# UFC 203



## Kickboxer101 (Sep 11, 2016)

So had the UFC last night and main points are phil brooks lost easily which was obvious. Werdum and Browne had a weird fight which resulted in travis Browne calling a time out because his finger hurt...then brownes idiot coach Edmond gets in werdums face so werdum kicks him back. People calling for werdum to be suspended but it's said he won't face action. Nor should he it was self defence the guy was aggressive and moving towards so he used a weak push kick to keep him back it's not like he took him and pounded him then arm barred him. At least that shut that joke of a coach up.

Then main event overeem gets knocked out and complains that miocic Tapped but there's no video evidence.
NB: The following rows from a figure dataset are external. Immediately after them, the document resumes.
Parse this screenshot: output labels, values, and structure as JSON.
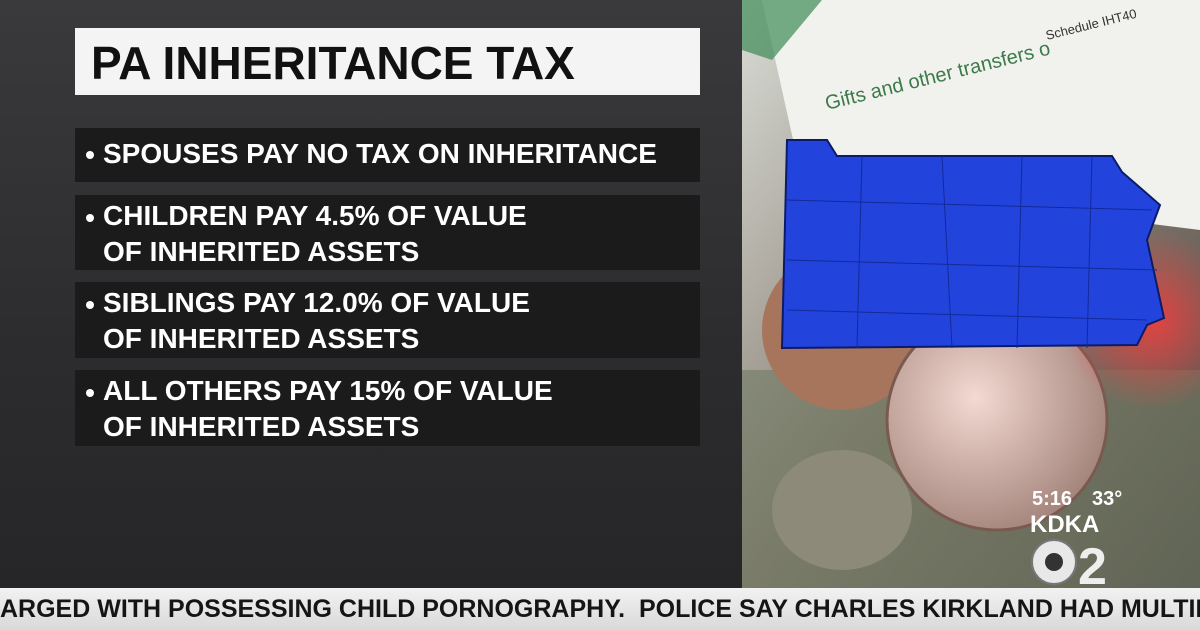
{
  "header": {
    "title": "PA INHERITANCE TAX"
  },
  "bullets": [
    {
      "lines": [
        "SPOUSES PAY NO TAX ON INHERITANCE"
      ]
    },
    {
      "lines": [
        "CHILDREN PAY 4.5% OF VALUE",
        "OF INHERITED ASSETS"
      ]
    },
    {
      "lines": [
        "SIBLINGS PAY 12.0% OF VALUE",
        "OF INHERITED ASSETS"
      ]
    },
    {
      "lines": [
        "ALL OTHERS PAY 15% OF VALUE",
        "OF INHERITED ASSETS"
      ]
    }
  ],
  "background_image": {
    "form_title": "Gifts and other transfers o",
    "form_code": "Schedule IHT40"
  },
  "station_bug": {
    "time": "5:16",
    "temperature": "33°",
    "station": "KDKA",
    "channel": "2"
  },
  "ticker": {
    "text": "ARGED WITH POSSESSING CHILD PORNOGRAPHY.  POLICE SAY CHARLES KIRKLAND HAD MULTIPLE CHILD PO"
  }
}
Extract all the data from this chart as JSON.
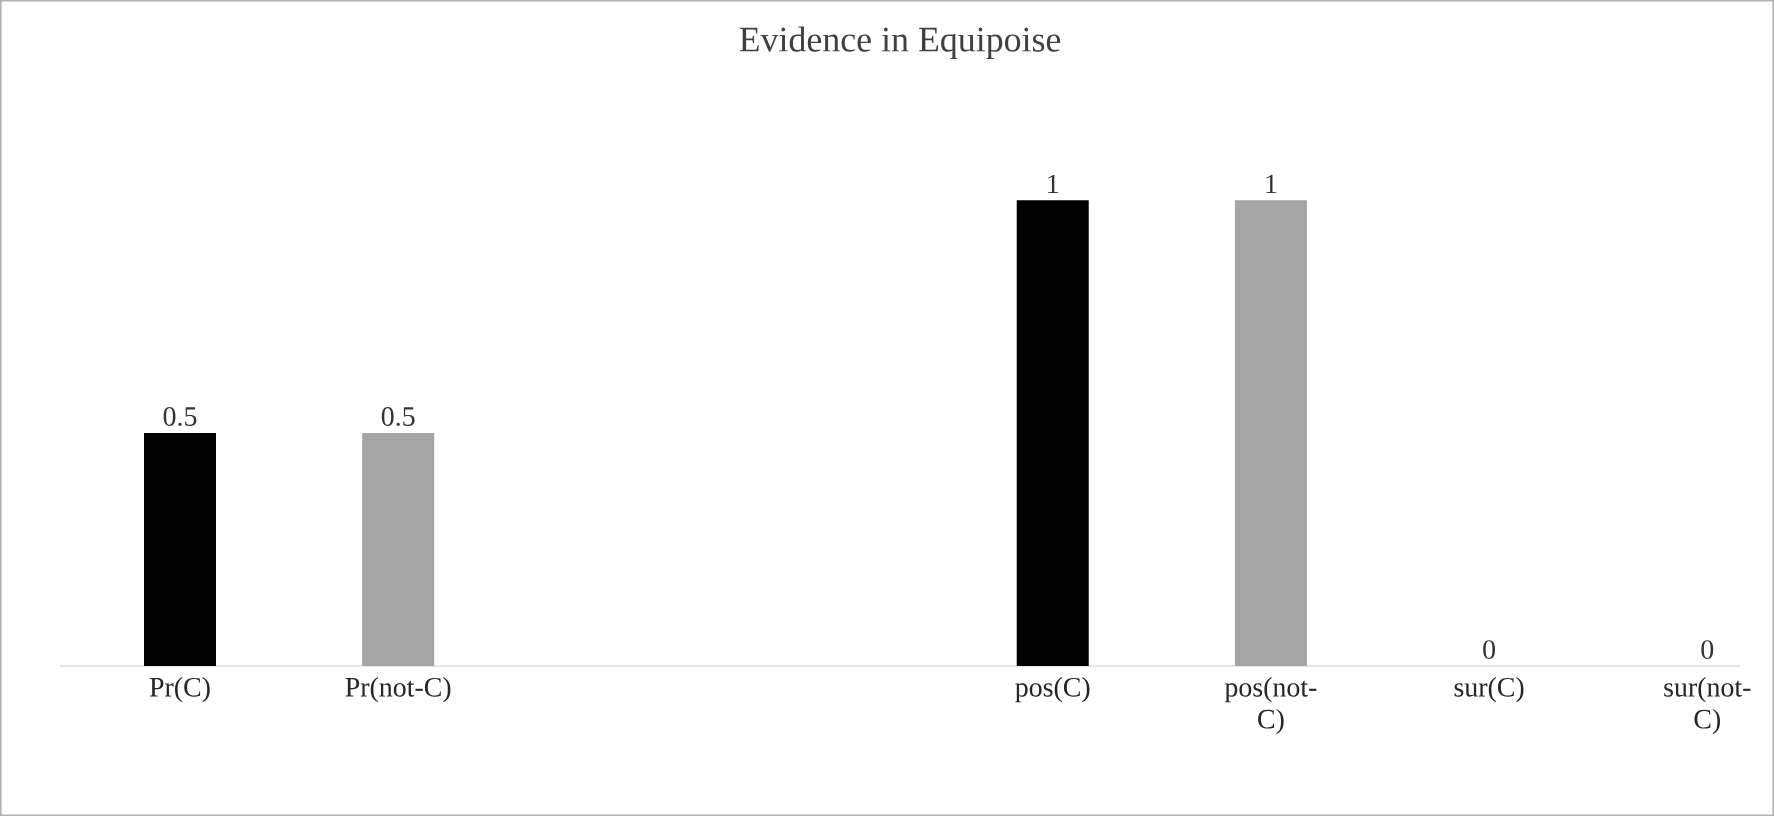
{
  "chart_data": {
    "type": "bar",
    "title": "Evidence in Equipoise",
    "categories": [
      "Pr(C)",
      "Pr(not-C)",
      null,
      null,
      "pos(C)",
      "pos(not-C)",
      "sur(C)",
      "sur(not-C)"
    ],
    "values": [
      0.5,
      0.5,
      null,
      null,
      1,
      1,
      0,
      0
    ],
    "colors": [
      "#000000",
      "#a5a5a5",
      null,
      null,
      "#000000",
      "#a5a5a5",
      "#000000",
      "#a5a5a5"
    ],
    "data_labels": true
  }
}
So interesting night overall.


----------



## Buka (Sep 12, 2016)

Pretty interesting jumping sidekick to the face of Browne at the opening bell.


----------



## Kickboxer101 (Sep 12, 2016)

Buka said:


> Pretty interesting jumping sidekick to the face of Browne at the opening bell.


 
Shame he didnt do that to Edmond seriously can't stand that guy lol Browne needs to ditch his girlfriends coach if he wants his own career. Did you hear his advice in between rounds just awful. Did make me laugh the title of an article though "fabricio werdum kicks ronda rouseys coach" not travis brownes coach the guy who was actually fighting lol.

Well a lot of fans will be happy with punks fight because now they can say they can fight like a ufc fighter. Do nothing and get destroyed in 2 minutes


----------



## Tez3 (Sep 12, 2016)

Sounds more and more like WWE or a soap opera, it's not doing MMA any favours though it's making some rich.


----------



## Headhunter (Sep 12, 2016)

Werdum was damm right I know if some coach came at me after a fight I'd have done worse than a front kick. Who did that clown think he was getting in a fighters face. Especially a garbage coach like him who's basically the joke of the mma world. Anyway I thought that guy already lost his cornerman license. Well he should just be banned for what he did in my opinion coaches shouldn't even be allowed to get In the ring there's 0 need for them to be in there at any time. I notice in mma now the coaches don't come to the centre for the staredown anymore and there's no need for them to be inside when the decisions read.


----------